The fossil slice of the primary energy pie shrinks by around one percentage point per year, going from 80% now to just below 50% in 2050.
Coal
— peaked at 8 Gt per year in 2014. Since then, total demand for coal has and will decline. The pandemic reduced coal demand by 7% in 2020. The demand rebound will not reach its previous peak, instead coal use will fall almost two-thirds from current levels by 2050.
Oil
— In 2020, demand was 75 million barrels per day (Mb/d) excluding natural gas liquids and biofuels. We predict a peak in 2025, at 86 Mb/d, 15% above today's level, before going into steady long-term decline. Demand will decrease slowly between 2025 and 2035, after which the decline becomes relatively steep, averag- ing -2.4% per year over the period 2035–2050. In 2050, expected global oil demand of 56 Mb/d (115 EJ) will be 45% lower than today. This decline is linked largely to falling demand in the transport sector, down 45% in the next 28 years. Production will be concentrated ever more strongly in Middle East and North Africa.
Natural gas
— peaks in 2036 and slowly tapers off to end some 10% below today's levels.

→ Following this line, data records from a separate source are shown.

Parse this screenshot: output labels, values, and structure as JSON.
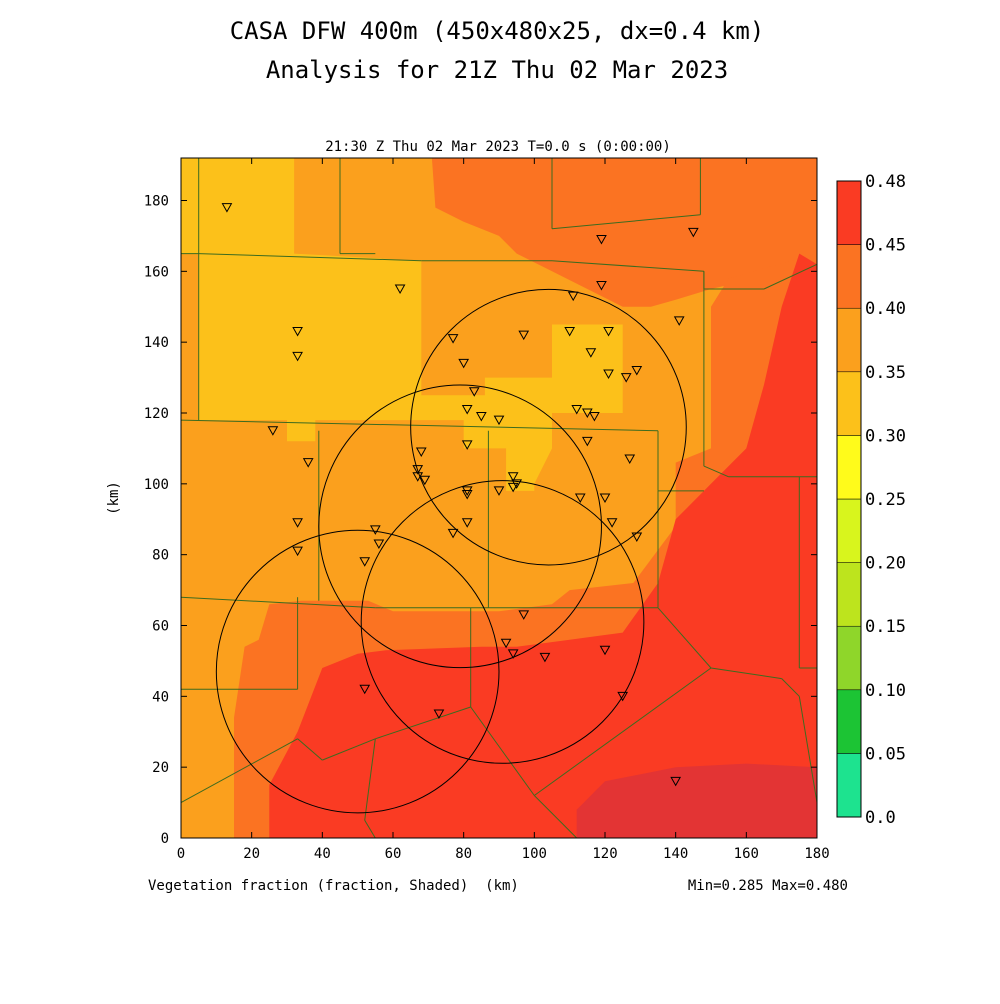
{
  "chart_data": {
    "type": "heatmap",
    "title": "CASA DFW 400m (450x480x25, dx=0.4 km)",
    "subtitle": "Analysis for 21Z Thu 02 Mar 2023",
    "time_label": "21:30 Z Thu 02 Mar 2023   T=0.0 s (0:00:00)",
    "xlabel": "(km)",
    "ylabel": "(km)",
    "field_label": "Vegetation fraction (fraction, Shaded)",
    "minmax_label": "Min=0.285 Max=0.480",
    "xlim": [
      0,
      180
    ],
    "ylim": [
      0,
      192
    ],
    "x_ticks": [
      "0",
      "20",
      "40",
      "60",
      "80",
      "100",
      "120",
      "140",
      "160",
      "180"
    ],
    "y_ticks": [
      "0",
      "20",
      "40",
      "60",
      "80",
      "100",
      "120",
      "140",
      "160",
      "180"
    ],
    "colorbar": {
      "levels": [
        "0.0",
        "0.05",
        "0.10",
        "0.15",
        "0.20",
        "0.25",
        "0.30",
        "0.35",
        "0.40",
        "0.45",
        "0.48"
      ],
      "colors": [
        "#1de38f",
        "#1cc434",
        "#8fd62a",
        "#bde41d",
        "#d8f51d",
        "#fffb1b",
        "#fcc11a",
        "#fba01d",
        "#fb7322",
        "#fa3b23",
        "#e33434"
      ]
    },
    "shading_regions": [
      {
        "level": "0.30-0.35",
        "color": "#fba01d",
        "polygon": [
          [
            0,
            0
          ],
          [
            180,
            0
          ],
          [
            180,
            192
          ],
          [
            0,
            192
          ]
        ]
      },
      {
        "level": "0.25-0.30",
        "color": "#fcc11a",
        "polygon": [
          [
            0,
            192
          ],
          [
            32,
            192
          ],
          [
            32,
            165
          ],
          [
            68,
            163
          ],
          [
            68,
            125
          ],
          [
            86,
            125
          ],
          [
            86,
            130
          ],
          [
            105,
            130
          ],
          [
            105,
            145
          ],
          [
            125,
            145
          ],
          [
            125,
            120
          ],
          [
            105,
            120
          ],
          [
            105,
            110
          ],
          [
            100,
            100
          ],
          [
            100,
            98
          ],
          [
            92,
            98
          ],
          [
            92,
            110
          ],
          [
            80,
            110
          ],
          [
            80,
            118
          ],
          [
            38,
            118
          ],
          [
            38,
            112
          ],
          [
            30,
            112
          ],
          [
            30,
            118
          ],
          [
            5,
            118
          ],
          [
            5,
            165
          ],
          [
            0,
            165
          ]
        ]
      },
      {
        "level": "0.35-0.40",
        "color": "#fb7322",
        "polygon": [
          [
            71,
            192
          ],
          [
            180,
            192
          ],
          [
            180,
            162
          ],
          [
            150,
            155
          ],
          [
            140,
            152
          ],
          [
            133,
            150
          ],
          [
            125,
            150
          ],
          [
            105,
            160
          ],
          [
            95,
            165
          ],
          [
            90,
            170
          ],
          [
            80,
            174
          ],
          [
            72,
            178
          ]
        ]
      },
      {
        "level": "0.35-0.40",
        "color": "#fb7322",
        "polygon": [
          [
            180,
            0
          ],
          [
            180,
            165
          ],
          [
            155,
            158
          ],
          [
            150,
            150
          ],
          [
            150,
            110
          ],
          [
            140,
            106
          ],
          [
            140,
            88
          ],
          [
            128,
            72
          ],
          [
            110,
            70
          ],
          [
            105,
            66
          ],
          [
            90,
            64
          ],
          [
            60,
            64
          ],
          [
            53,
            67
          ],
          [
            34,
            67
          ],
          [
            25,
            66
          ],
          [
            22,
            56
          ],
          [
            18,
            54
          ],
          [
            15,
            34
          ],
          [
            15,
            0
          ]
        ]
      },
      {
        "level": "0.40-0.45",
        "color": "#fa3b23",
        "polygon": [
          [
            180,
            0
          ],
          [
            180,
            162
          ],
          [
            175,
            165
          ],
          [
            170,
            150
          ],
          [
            165,
            128
          ],
          [
            160,
            110
          ],
          [
            150,
            100
          ],
          [
            140,
            90
          ],
          [
            135,
            72
          ],
          [
            125,
            58
          ],
          [
            110,
            56
          ],
          [
            95,
            54
          ],
          [
            85,
            54
          ],
          [
            58,
            53
          ],
          [
            50,
            52
          ],
          [
            45,
            50
          ],
          [
            40,
            48
          ],
          [
            33,
            30
          ],
          [
            25,
            15
          ],
          [
            25,
            0
          ]
        ]
      },
      {
        "level": "0.45-0.48",
        "color": "#e33434",
        "polygon": [
          [
            115,
            0
          ],
          [
            180,
            0
          ],
          [
            180,
            20
          ],
          [
            160,
            21
          ],
          [
            140,
            20
          ],
          [
            120,
            16
          ],
          [
            112,
            8
          ],
          [
            112,
            0
          ]
        ]
      }
    ],
    "boundary_lines": [
      [
        [
          5,
          192
        ],
        [
          5,
          118
        ]
      ],
      [
        [
          0,
          118
        ],
        [
          135,
          115
        ]
      ],
      [
        [
          0,
          165
        ],
        [
          5,
          165
        ]
      ],
      [
        [
          5,
          165
        ],
        [
          68,
          163
        ]
      ],
      [
        [
          68,
          163
        ],
        [
          105,
          163
        ]
      ],
      [
        [
          105,
          163
        ],
        [
          148,
          160
        ]
      ],
      [
        [
          148,
          160
        ],
        [
          148,
          155
        ]
      ],
      [
        [
          148,
          155
        ],
        [
          165,
          155
        ]
      ],
      [
        [
          165,
          155
        ],
        [
          180,
          162
        ]
      ],
      [
        [
          45,
          192
        ],
        [
          45,
          165
        ]
      ],
      [
        [
          45,
          165
        ],
        [
          55,
          165
        ]
      ],
      [
        [
          105,
          192
        ],
        [
          105,
          172
        ]
      ],
      [
        [
          105,
          172
        ],
        [
          147,
          176
        ]
      ],
      [
        [
          147,
          176
        ],
        [
          147,
          192
        ]
      ],
      [
        [
          148,
          160
        ],
        [
          148,
          105
        ]
      ],
      [
        [
          148,
          105
        ],
        [
          155,
          102
        ]
      ],
      [
        [
          155,
          102
        ],
        [
          180,
          102
        ]
      ],
      [
        [
          135,
          115
        ],
        [
          135,
          98
        ]
      ],
      [
        [
          135,
          98
        ],
        [
          148,
          98
        ]
      ],
      [
        [
          135,
          98
        ],
        [
          135,
          65
        ]
      ],
      [
        [
          135,
          65
        ],
        [
          55,
          65
        ]
      ],
      [
        [
          55,
          65
        ],
        [
          0,
          68
        ]
      ],
      [
        [
          39,
          115
        ],
        [
          39,
          67
        ]
      ],
      [
        [
          87,
          115
        ],
        [
          87,
          65
        ]
      ],
      [
        [
          33,
          68
        ],
        [
          33,
          42
        ]
      ],
      [
        [
          33,
          42
        ],
        [
          0,
          42
        ]
      ],
      [
        [
          0,
          42
        ],
        [
          0,
          0
        ]
      ],
      [
        [
          82,
          65
        ],
        [
          82,
          37
        ]
      ],
      [
        [
          82,
          37
        ],
        [
          55,
          28
        ]
      ],
      [
        [
          55,
          28
        ],
        [
          40,
          22
        ]
      ],
      [
        [
          40,
          22
        ],
        [
          33,
          28
        ]
      ],
      [
        [
          33,
          28
        ],
        [
          0,
          10
        ]
      ],
      [
        [
          82,
          37
        ],
        [
          100,
          12
        ]
      ],
      [
        [
          100,
          12
        ],
        [
          150,
          48
        ]
      ],
      [
        [
          150,
          48
        ],
        [
          170,
          45
        ]
      ],
      [
        [
          170,
          45
        ],
        [
          175,
          40
        ]
      ],
      [
        [
          175,
          40
        ],
        [
          180,
          10
        ]
      ],
      [
        [
          135,
          65
        ],
        [
          150,
          48
        ]
      ],
      [
        [
          175,
          102
        ],
        [
          175,
          48
        ]
      ],
      [
        [
          175,
          48
        ],
        [
          180,
          48
        ]
      ],
      [
        [
          100,
          12
        ],
        [
          112,
          0
        ]
      ],
      [
        [
          55,
          28
        ],
        [
          52,
          5
        ]
      ],
      [
        [
          52,
          5
        ],
        [
          55,
          0
        ]
      ]
    ],
    "radar_rings": [
      {
        "center": [
          104,
          116
        ],
        "radius": 39
      },
      {
        "center": [
          79,
          88
        ],
        "radius": 40
      },
      {
        "center": [
          91,
          61
        ],
        "radius": 40
      },
      {
        "center": [
          50,
          47
        ],
        "radius": 40
      }
    ],
    "stations": [
      [
        13,
        178
      ],
      [
        33,
        143
      ],
      [
        33,
        136
      ],
      [
        62,
        155
      ],
      [
        119,
        169
      ],
      [
        145,
        171
      ],
      [
        111,
        153
      ],
      [
        119,
        156
      ],
      [
        141,
        146
      ],
      [
        110,
        143
      ],
      [
        121,
        143
      ],
      [
        97,
        142
      ],
      [
        77,
        141
      ],
      [
        80,
        134
      ],
      [
        116,
        137
      ],
      [
        121,
        131
      ],
      [
        126,
        130
      ],
      [
        129,
        132
      ],
      [
        83,
        126
      ],
      [
        81,
        121
      ],
      [
        85,
        119
      ],
      [
        90,
        118
      ],
      [
        112,
        121
      ],
      [
        115,
        120
      ],
      [
        117,
        119
      ],
      [
        26,
        115
      ],
      [
        36,
        106
      ],
      [
        81,
        111
      ],
      [
        115,
        112
      ],
      [
        127,
        107
      ],
      [
        67,
        104
      ],
      [
        67,
        102
      ],
      [
        69,
        101
      ],
      [
        68,
        109
      ],
      [
        94,
        102
      ],
      [
        95,
        100
      ],
      [
        94,
        99
      ],
      [
        81,
        97
      ],
      [
        81,
        98
      ],
      [
        90,
        98
      ],
      [
        113,
        96
      ],
      [
        120,
        96
      ],
      [
        33,
        89
      ],
      [
        55,
        87
      ],
      [
        56,
        83
      ],
      [
        77,
        86
      ],
      [
        81,
        89
      ],
      [
        122,
        89
      ],
      [
        129,
        85
      ],
      [
        33,
        81
      ],
      [
        52,
        78
      ],
      [
        97,
        63
      ],
      [
        92,
        55
      ],
      [
        94,
        52
      ],
      [
        103,
        51
      ],
      [
        120,
        53
      ],
      [
        52,
        42
      ],
      [
        73,
        35
      ],
      [
        125,
        40
      ],
      [
        140,
        16
      ]
    ]
  }
}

It surpasses oil as the largest source of primary energy in the late 2040s. Gas has staying power owing to its diversity of uses — half of the demand for gas is as final energy in manufacturing, transport and buildings, and the other half through transformation for other final uses like electricity, petrochemicals and hydrogen production. Demand will vary considerably across regions: declining in OECD countries, growing in Greater China, but peaking there in the early 2030s, and tripling in the Indian Subconti- nent by 2050.
By mid-century, just 12% of gas will be carbon free, of which hydrogen will supply roughly one quarter, with the balance made up through CCS in power and industry, and by biomethane. In modelling gas demand, we assume that today’s high prices persist through 2024 before gradually returning to 2021 levels. Sensitivity tests run with high prices lasting for six and up to 12 years show how that will damage the outlook for gas globally and in Europe in particular – where its use will halve within a decade.